Monday, 25 February 2019

Visible Reminders of Invisible Light. Hunt & Limerick City Museum from 24th January, 2019 until 24th March, 2019.


This exhibition looks at Family and participating artists use objects from both the Hunt Museum and Limerick City Museum as a reference point in making a visual art response. 17 artists are taking part in this show and their work is sited beside the objects that they choose.  

Here are images and information about my responses.

Share, Oil on Canvas, 18 X 24cm

Limerick Museum has a wonderful eclectic collection of silver.  In choosing an object suggesting family, I was attracted to the cutlery.  It has shared food and touched lips through generations. It is formal, valuable and yet ordinary too. It can be the inherited family silver or just the handiest implement to stir the gravy.
Meeting and sharing food and conversation is part of the gel of society.  As families we catch up around the kitchen table at dinner and silver’s surface reflects our lives back on us.  In this work the silver on a check background reflects this union of formality and homeliness.

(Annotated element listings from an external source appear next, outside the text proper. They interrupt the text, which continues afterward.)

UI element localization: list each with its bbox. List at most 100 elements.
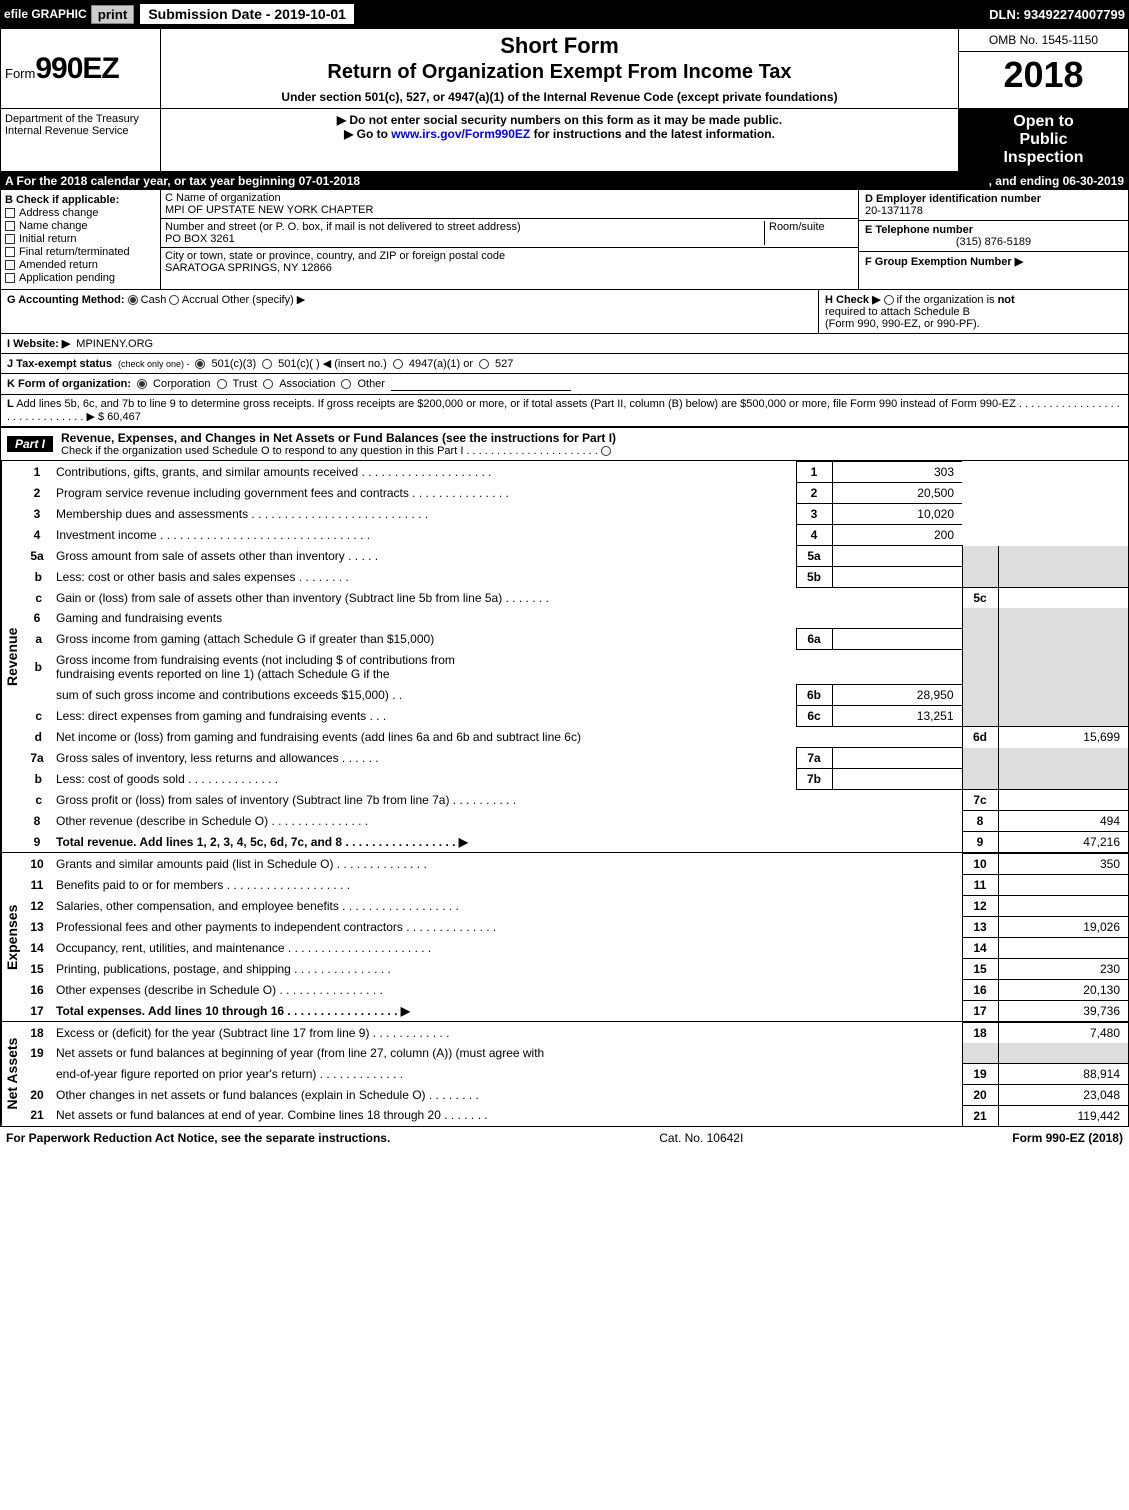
radio-corp-icon[interactable] [137,379,147,389]
line-text: Other revenue (describe in Schedule O) .… [52,811,962,832]
addr-label: Number and street (or P. O. box, if mail… [165,221,764,233]
grey-cell [962,685,998,706]
box-num: 12 [962,896,998,917]
inspection: Inspection [963,149,1124,167]
line-num: 11 [22,875,52,896]
cb-name-change[interactable]: Name change [5,220,156,232]
h-label: H Check ▶ [825,294,881,306]
top-bar: efile GRAPHIC print Submission Date - 20… [0,0,1129,28]
grey-cell [998,748,1128,769]
net-assets-section: Net Assets 18Excess or (deficit) for the… [1,1022,1128,1126]
page-footer: For Paperwork Reduction Act Notice, see … [0,1127,1129,1149]
open-to: Open to [963,113,1124,131]
line-num: d [22,727,52,748]
box-val: 39,736 [998,1001,1128,1022]
line-num: 2 [22,483,52,504]
cb-amended-return[interactable]: Amended return [5,259,156,271]
grey-cell [998,608,1128,629]
city-row: City or town, state or province, country… [161,248,858,276]
cb-label: Final return/terminated [19,246,130,258]
k-label: K Form of organization: [7,378,131,390]
expenses-label: Expenses [1,853,22,1021]
grey-cell [998,769,1128,790]
irs-link[interactable]: www.irs.gov/Form990EZ [391,127,530,141]
cb-address-change[interactable]: Address change [5,207,156,219]
address-row: Number and street (or P. O. box, if mail… [161,219,858,248]
dept-row: Department of the Treasury Internal Reve… [1,109,1128,172]
room-suite: Room/suite [764,221,854,245]
box-num: 19 [962,1063,998,1084]
cb-label: Amended return [19,259,98,271]
radio-accrual-icon[interactable] [169,295,179,305]
line-num: 15 [22,959,52,980]
box-num: 18 [962,1023,998,1044]
box-val [998,938,1128,959]
c-label: C Name of organization [165,192,854,204]
box-val: 23,048 [998,1084,1128,1105]
radio-501c-icon[interactable] [262,359,272,369]
box-val: 200 [832,525,962,546]
box-num: 1 [796,462,832,483]
city-value: SARATOGA SPRINGS, NY 12866 [165,262,854,274]
form-frame: Form990EZ Short Form Return of Organizat… [0,28,1129,1127]
mini-box-val [832,567,962,588]
line-num: 12 [22,896,52,917]
grey-cell [998,567,1128,588]
box-num: 6d [962,727,998,748]
cb-label: Initial return [19,233,76,245]
mini-box-num: 6c [796,706,832,727]
box-num: 4 [796,525,832,546]
radio-4947-icon[interactable] [393,359,403,369]
cb-application-pending[interactable]: Application pending [5,272,156,284]
row-a-right: , and ending 06-30-2019 [989,174,1124,188]
city-label: City or town, state or province, country… [165,250,854,262]
print-button[interactable]: print [91,5,135,24]
row-i: I Website: ▶ MPINENY.ORG [1,334,1128,354]
row-gh: G Accounting Method: Cash Accrual Other … [1,290,1128,334]
box-num: 17 [962,1001,998,1022]
opt-501c: 501(c)( ) ◀ (insert no.) [278,357,387,370]
line-num: 10 [22,854,52,875]
radio-cash-icon[interactable] [128,295,138,305]
line-num: 17 [22,1001,52,1022]
line-num: 3 [22,504,52,525]
submission-date-button[interactable]: Submission Date - 2019-10-01 [138,2,356,26]
line-text: Less: direct expenses from gaming and fu… [56,709,386,723]
radio-trust-icon[interactable] [217,379,227,389]
line-num: 6 [22,608,52,629]
box-val [998,588,1128,609]
box-num: 20 [962,1084,998,1105]
h-text1: if the organization is [897,294,998,306]
cb-label: Address change [19,207,99,219]
radio-assoc-icon[interactable] [263,379,273,389]
radio-527-icon[interactable] [479,359,489,369]
cb-initial-return[interactable]: Initial return [5,233,156,245]
col-c: C Name of organization MPI OF UPSTATE NE… [161,190,858,289]
box-val: 119,442 [998,1105,1128,1126]
line-num: 16 [22,980,52,1001]
open-public-block: Open to Public Inspection [958,109,1128,171]
radio-other-icon[interactable] [341,379,351,389]
h-not: not [998,294,1015,306]
box-num: 15 [962,959,998,980]
net-assets-table: 18Excess or (deficit) for the year (Subt… [22,1022,1128,1126]
line-text: Membership dues and assessments . . . . … [52,504,796,525]
radio-h-icon[interactable] [884,295,894,305]
line-text: Benefits paid to or for members . . . . … [52,875,962,896]
k-other-input[interactable] [391,377,571,391]
row-g: G Accounting Method: Cash Accrual Other … [1,290,818,333]
part1-checkbox-icon[interactable] [601,446,611,456]
checkbox-icon [5,208,15,218]
box-num: 13 [962,917,998,938]
j-label: J Tax-exempt status [7,358,112,370]
cash-label: Cash [141,294,167,306]
opt-assoc: Association [279,378,335,390]
line-text: of contributions from [346,653,455,667]
grey-cell [962,629,998,650]
line-text: Gross amount from sale of assets other t… [56,549,378,563]
line-text: Program service revenue including govern… [52,483,796,504]
radio-501c3-icon[interactable] [195,359,205,369]
row-h: H Check ▶ if the organization is not req… [818,290,1128,333]
row-l: L Add lines 5b, 6c, and 7b to line 9 to … [1,395,1128,427]
cb-final-return[interactable]: Final return/terminated [5,246,156,258]
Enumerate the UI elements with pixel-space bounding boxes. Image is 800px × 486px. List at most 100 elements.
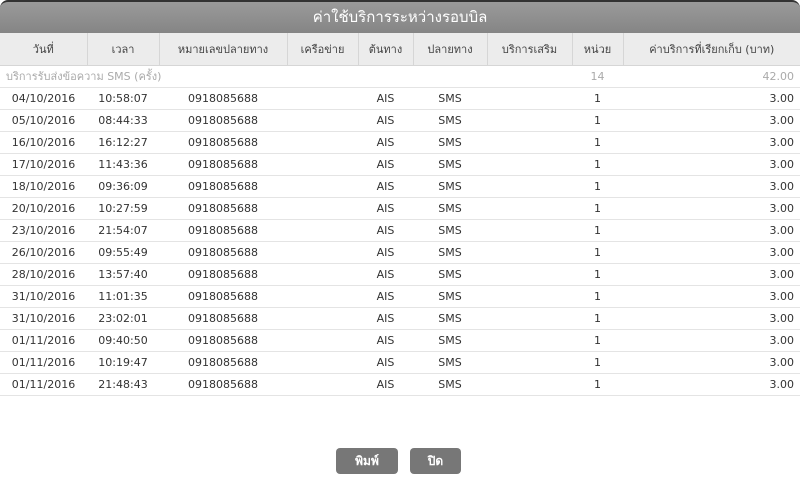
table-cell: 0918085688 [159, 373, 287, 396]
table-cell: SMS [413, 219, 487, 242]
table-cell: 1 [572, 109, 623, 132]
table-cell: 3.00 [623, 329, 800, 352]
table-cell: 1 [572, 219, 623, 242]
group-row: บริการรับส่งข้อความ SMS (ครั้ง) 14 42.00 [0, 65, 800, 88]
table-cell: AIS [358, 131, 413, 154]
dialog-title: ค่าใช้บริการระหว่างรอบบิล [0, 0, 800, 33]
table-cell: 1 [572, 329, 623, 352]
table-cell: AIS [358, 373, 413, 396]
column-header: วันที่ [0, 33, 88, 66]
column-header: ต้นทาง [358, 33, 414, 66]
group-label: บริการรับส่งข้อความ SMS (ครั้ง) [0, 65, 572, 88]
table-cell: 0918085688 [159, 241, 287, 264]
table-cell [287, 109, 358, 132]
table-cell: SMS [413, 285, 487, 308]
table-cell: 1 [572, 197, 623, 220]
table-cell: 08:44:33 [87, 109, 159, 132]
table-cell: 28/10/2016 [0, 263, 87, 286]
table-cell [487, 351, 572, 374]
table-cell: 31/10/2016 [0, 307, 87, 330]
table-cell [287, 241, 358, 264]
table-cell: 23:02:01 [87, 307, 159, 330]
group-amount: 42.00 [623, 65, 800, 88]
table-row: 18/10/2016 09:36:09 0918085688 AIS SMS 1 3.00 [0, 175, 800, 198]
table-row: 05/10/2016 08:44:33 0918085688 AIS SMS 1 3.00 [0, 109, 800, 132]
table-cell: AIS [358, 351, 413, 374]
column-header: เครือข่าย [287, 33, 359, 66]
table-row: 31/10/2016 11:01:35 0918085688 AIS SMS 1 3.00 [0, 285, 800, 308]
table-row: 23/10/2016 21:54:07 0918085688 AIS SMS 1 3.00 [0, 219, 800, 242]
table-cell: SMS [413, 131, 487, 154]
table-row: 28/10/2016 13:57:40 0918085688 AIS SMS 1 3.00 [0, 263, 800, 286]
table-cell: SMS [413, 307, 487, 330]
table-cell: 21:48:43 [87, 373, 159, 396]
table-row: 26/10/2016 09:55:49 0918085688 AIS SMS 1 3.00 [0, 241, 800, 264]
table-cell: AIS [358, 87, 413, 110]
table-cell: 3.00 [623, 153, 800, 176]
table-cell [487, 197, 572, 220]
column-header: ปลายทาง [413, 33, 488, 66]
table-cell: 09:55:49 [87, 241, 159, 264]
table-cell: 0918085688 [159, 351, 287, 374]
table-cell: 3.00 [623, 307, 800, 330]
table-cell: 0918085688 [159, 87, 287, 110]
table-cell: 01/11/2016 [0, 329, 87, 352]
table-cell: 01/11/2016 [0, 351, 87, 374]
table-cell: 1 [572, 153, 623, 176]
table-cell: 1 [572, 307, 623, 330]
table-cell: 1 [572, 131, 623, 154]
table-cell: 0918085688 [159, 131, 287, 154]
table-cell: 10:58:07 [87, 87, 159, 110]
table-cell: AIS [358, 307, 413, 330]
table-cell [487, 131, 572, 154]
close-button[interactable]: ปิด [410, 448, 461, 474]
table-cell [287, 285, 358, 308]
column-header: เวลา [87, 33, 160, 66]
table-cell: 3.00 [623, 131, 800, 154]
table-row: 16/10/2016 16:12:27 0918085688 AIS SMS 1 3.00 [0, 131, 800, 154]
table-cell: AIS [358, 219, 413, 242]
table-cell: AIS [358, 285, 413, 308]
column-header: หมายเลขปลายทาง [159, 33, 288, 66]
table-cell [487, 153, 572, 176]
table-cell [287, 329, 358, 352]
table-cell: 1 [572, 351, 623, 374]
table-cell: 3.00 [623, 219, 800, 242]
table-cell [287, 175, 358, 198]
table-cell [487, 285, 572, 308]
table-cell: 0918085688 [159, 175, 287, 198]
table-cell: SMS [413, 329, 487, 352]
table-cell [487, 263, 572, 286]
table-cell [487, 373, 572, 396]
table-row: 04/10/2016 10:58:07 0918085688 AIS SMS 1 3.00 [0, 87, 800, 110]
table-cell: 0918085688 [159, 219, 287, 242]
table-row: 01/11/2016 21:48:43 0918085688 AIS SMS 1 3.00 [0, 373, 800, 396]
table-cell [487, 307, 572, 330]
table-cell: 3.00 [623, 87, 800, 110]
table-row: 01/11/2016 09:40:50 0918085688 AIS SMS 1 3.00 [0, 329, 800, 352]
table-cell: 1 [572, 263, 623, 286]
table-cell: 3.00 [623, 175, 800, 198]
table-cell: SMS [413, 241, 487, 264]
table-cell [487, 219, 572, 242]
table-cell: SMS [413, 109, 487, 132]
table-cell [287, 87, 358, 110]
table-cell: AIS [358, 175, 413, 198]
column-header: บริการเสริม [487, 33, 573, 66]
group-units: 14 [572, 65, 623, 88]
print-button[interactable]: พิมพ์ [336, 448, 398, 474]
table-cell: 3.00 [623, 197, 800, 220]
table-cell: AIS [358, 109, 413, 132]
table-cell: 18/10/2016 [0, 175, 87, 198]
table-cell: 21:54:07 [87, 219, 159, 242]
table-row: 20/10/2016 10:27:59 0918085688 AIS SMS 1 3.00 [0, 197, 800, 220]
table-cell: SMS [413, 175, 487, 198]
table-cell: 3.00 [623, 241, 800, 264]
table-cell: 31/10/2016 [0, 285, 87, 308]
table-cell: SMS [413, 153, 487, 176]
table-cell [487, 87, 572, 110]
table-cell: AIS [358, 263, 413, 286]
table-cell [287, 219, 358, 242]
table-cell: 13:57:40 [87, 263, 159, 286]
table-cell: 05/10/2016 [0, 109, 87, 132]
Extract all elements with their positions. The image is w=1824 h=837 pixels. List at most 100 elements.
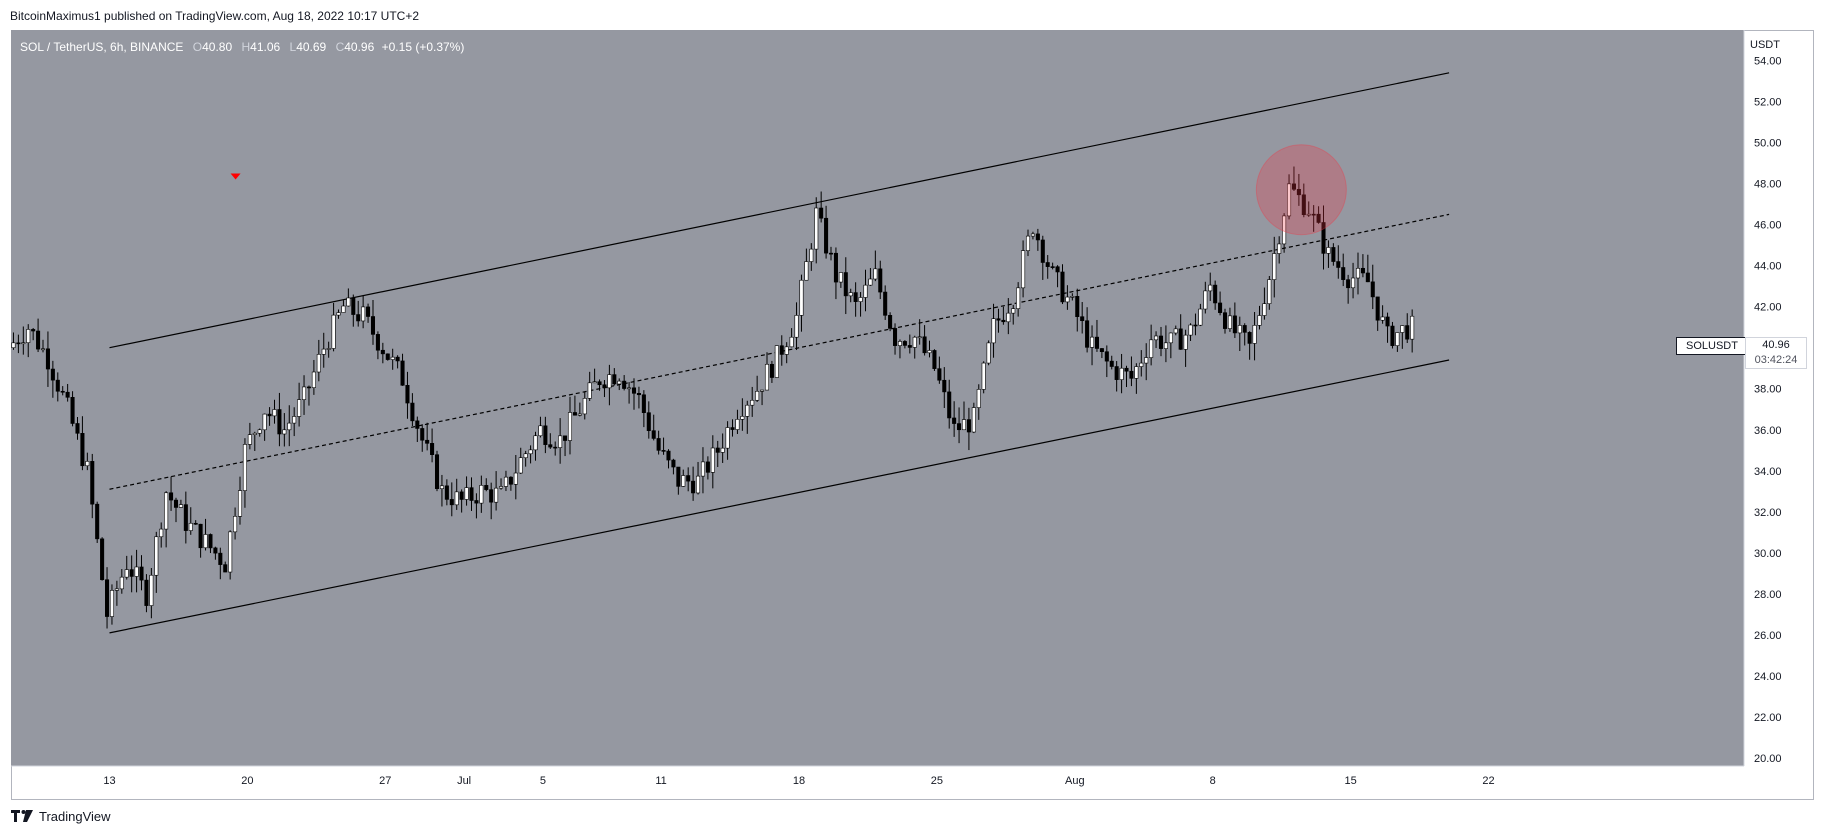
candle[interactable] [208, 533, 213, 554]
candle[interactable] [843, 257, 848, 315]
candle[interactable] [297, 382, 302, 427]
candle[interactable] [681, 469, 686, 487]
candle[interactable] [1291, 166, 1296, 191]
candle[interactable] [183, 491, 188, 544]
candle[interactable] [282, 413, 287, 447]
candle[interactable] [572, 395, 577, 416]
candle[interactable] [40, 339, 46, 353]
candle[interactable] [518, 447, 523, 475]
candle[interactable] [11, 332, 16, 350]
candle[interactable] [306, 385, 311, 406]
candle[interactable] [1144, 343, 1149, 381]
candle[interactable] [592, 368, 597, 384]
candle[interactable] [154, 531, 159, 593]
candle[interactable] [114, 580, 119, 606]
candle[interactable] [1158, 326, 1164, 357]
candle[interactable] [1045, 255, 1050, 279]
candle[interactable] [1267, 275, 1272, 310]
candle[interactable] [622, 375, 627, 391]
candle[interactable] [1163, 325, 1168, 363]
candle[interactable] [346, 288, 351, 307]
candle[interactable] [1188, 323, 1193, 341]
candle[interactable] [1104, 345, 1109, 378]
candle[interactable] [316, 339, 321, 382]
candle[interactable] [1282, 213, 1287, 253]
candle[interactable] [444, 479, 449, 506]
candle[interactable] [1351, 262, 1356, 299]
candle[interactable] [100, 537, 105, 581]
candle[interactable] [242, 438, 247, 508]
candle[interactable] [976, 384, 981, 420]
candle[interactable] [1365, 254, 1370, 283]
candle[interactable] [1395, 332, 1400, 352]
candle[interactable] [720, 433, 725, 463]
candle[interactable] [819, 191, 824, 223]
candle[interactable] [361, 295, 366, 329]
candle[interactable] [1006, 298, 1011, 335]
candle[interactable] [390, 348, 395, 370]
candle[interactable] [868, 268, 873, 286]
candle[interactable] [469, 477, 474, 511]
candle[interactable] [1065, 285, 1070, 310]
candle[interactable] [119, 569, 124, 594]
candle[interactable] [730, 419, 735, 437]
candle[interactable] [287, 405, 292, 447]
candle[interactable] [612, 368, 617, 386]
candle[interactable] [1025, 229, 1031, 257]
candle[interactable] [745, 400, 750, 434]
candle[interactable] [804, 248, 809, 281]
candle[interactable] [917, 319, 922, 345]
candle[interactable] [1218, 291, 1223, 316]
candle[interactable] [1030, 231, 1035, 240]
candle[interactable] [370, 299, 376, 345]
candle[interactable] [646, 401, 651, 439]
candle[interactable] [607, 364, 612, 406]
highlight-circle[interactable] [1255, 144, 1347, 236]
candle[interactable] [1168, 332, 1173, 359]
candle[interactable] [1385, 312, 1390, 343]
candle[interactable] [1410, 309, 1415, 353]
candle[interactable] [1060, 264, 1065, 305]
candle[interactable] [1247, 331, 1252, 360]
candle[interactable] [769, 360, 774, 383]
candle[interactable] [499, 478, 504, 490]
candle[interactable] [700, 447, 705, 494]
candle[interactable] [60, 386, 65, 396]
candle[interactable] [474, 493, 479, 519]
candle[interactable] [553, 441, 558, 456]
candle[interactable] [134, 549, 139, 593]
candle[interactable] [479, 475, 484, 513]
candle[interactable] [1370, 264, 1375, 310]
candle[interactable] [247, 422, 252, 450]
candle[interactable] [863, 269, 868, 312]
candle[interactable] [326, 341, 331, 358]
candle[interactable] [981, 361, 986, 394]
candle[interactable] [548, 433, 553, 449]
candle[interactable] [385, 353, 390, 361]
candle[interactable] [1203, 281, 1208, 314]
candle[interactable] [1001, 306, 1006, 325]
candle[interactable] [961, 401, 967, 431]
candle[interactable] [449, 482, 454, 517]
candle[interactable] [1198, 303, 1203, 327]
candle[interactable] [311, 359, 316, 395]
candle[interactable] [1070, 293, 1075, 301]
candle[interactable] [617, 378, 622, 391]
candle[interactable] [1080, 302, 1085, 334]
candle[interactable] [405, 371, 410, 419]
candle[interactable] [1287, 174, 1292, 220]
candle[interactable] [1301, 183, 1306, 218]
candle[interactable] [1242, 323, 1247, 346]
candle[interactable] [937, 356, 942, 384]
candle[interactable] [415, 416, 420, 442]
candle[interactable] [932, 349, 937, 371]
candle[interactable] [740, 398, 745, 431]
candle[interactable] [356, 300, 361, 327]
candle[interactable] [971, 402, 976, 434]
candle[interactable] [587, 371, 592, 401]
candle[interactable] [1331, 243, 1336, 266]
candle[interactable] [321, 332, 326, 368]
candle[interactable] [494, 471, 499, 511]
candle[interactable] [1222, 308, 1228, 334]
candle[interactable] [1021, 240, 1026, 298]
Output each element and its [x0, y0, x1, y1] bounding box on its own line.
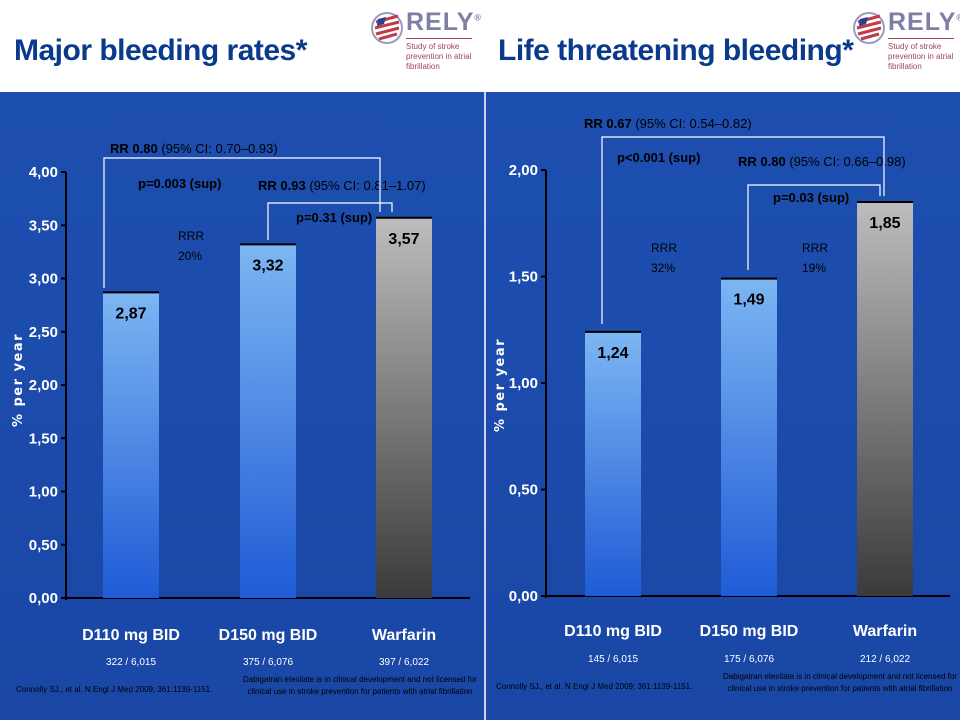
panel-divider [484, 92, 486, 720]
right-rrr2-value: 19% [802, 261, 826, 275]
right-y-tick-label: 0,50 [509, 482, 538, 499]
right-p1-annotation: p<0.001 (sup) [617, 150, 700, 165]
logo-subtitle: Study of stroke prevention in atrial fib… [406, 42, 472, 71]
right-y-tick-label: 0,00 [509, 588, 538, 605]
left-y-tick-label: 3,50 [29, 217, 58, 234]
left-citation: Connolly SJ., et al. N Engl J Med 2009; … [16, 685, 212, 694]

Choker, Oil on Canvas, 24 X 18 cm.

Pearls have symbolically represented purity, wisdom and wealth.  Greek legend said they were tears of the gods and Hindu folklore saw pearls as dewdrops. To keep their lustre they must be worn regularly, as the oil from the skin feed them. This makes them quite intimate objects passing through generations of families. 
However, I see pearls today more as symbolising wealth and conservatism. The pearls in this work act as decoration but also, more threateningly, represent a noose of respectability that’s stifling the woman. The painting is part of the ongoing conversation regarding the status of women in the family and in society now.